Just as congressional leaders have resisted calls for generational change, so too have justices resisted pressure to step down. Some progressives called for Ginsburg to retire in 2014, when Democrats still controlled the White House and the Senate and had more power to replace her with a like-minded successor. “To me this is a totally nonpartisan problem, but we get these justices who become too full of themselves, want to be public celebrities, and become convinced that, you know, their continuation in office so long as they can breathe is essential,” Garrow said, noting that both the conservative Scalia and the liberal Ginsburg eagerly embraced the fame they achieved toward the end of their lives. “That’s just fundamentally wrong.”
“We’ve seen with Scalia and now Ginsburg how unpredictable sudden deaths then result in intense partisan conflict,” he added.
In a 2000 law-review article, Garrow argued for a mandatory retirement age for the Supreme Court, citing the “mental decrepitude” that had befallen justices including Bill Douglas in the 1970s and Thurgood Marshall two decades later. The closest Congress came to addressing the issue was in 1954, when a large Senate majority approved a constitutional amendment that would have forced all federal judges to retire at 75. Days later, however, the Supreme Court handed down its ruling in Brown v. Board of Education, and the nation’s attention shifted to the fight over desegregation.
Now the debate over reforming the Supreme Court centers not on age but on political power. No one has questioned the mental acuity of any of the current justices, or of Rehnquist, Scalia, and Ginsburg, who recently died in office. (Justice John Paul Stevens served until he was 90 and wrote three books in the nine years between his retirement and his death.) Progressives are pushing to expand the Court if Biden wins the presidency and Democrats recapture the Senate majority, to counteract a likely 6–3 conservative advantage that they would consider at least partly illegitimate. Others, such as the nonpartisan group Fix the Court, are advocating a broader reform to set an 18-year term limit for justices and guarantee that each president will get two appointments in a four-year term.
When I asked Gabe Roth, Fix the Court’s executive director, to weigh term limits against a mandatory retirement age, he favored term limits. The problem with a retirement age, he said, is that presidents would just respond by picking younger nominees to ensure that they can still serve on the Court for a long time, extending their legacy. Instead of justices in their late 40s or 50s, he said, “our Supreme Court justices would be 30 or 35.”

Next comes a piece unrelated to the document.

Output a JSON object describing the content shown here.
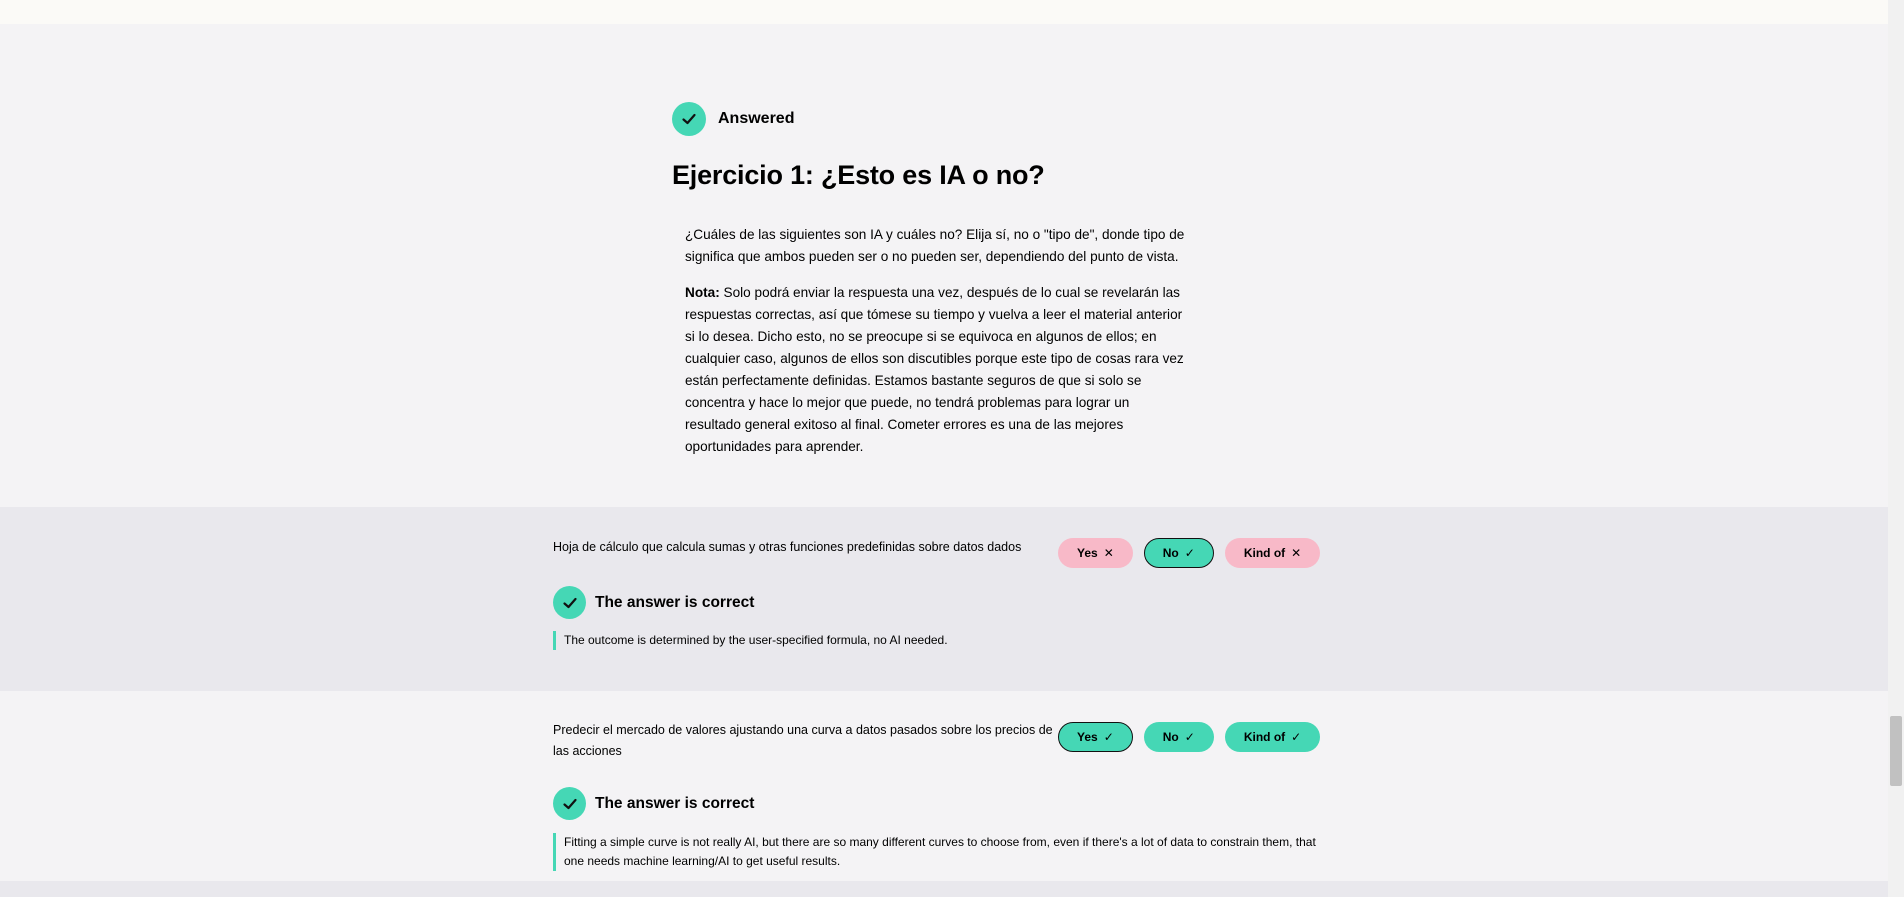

At the state level, 32 of the 50 states have mandatory retirement ages, ranging from 70 to 90, according to the National Center for State Courts. There has been a recent push to change the system by raising the age when judges must retire or by removing the limits altogether, notes Bill Raftery, a senior analyst for the NCSC. For the most part, that effort has failed when put to the ballot. “Voters don’t want to give judges additional active years,” Raftery told me. Then he laughed: “They don’t want to give them to any elected officials.”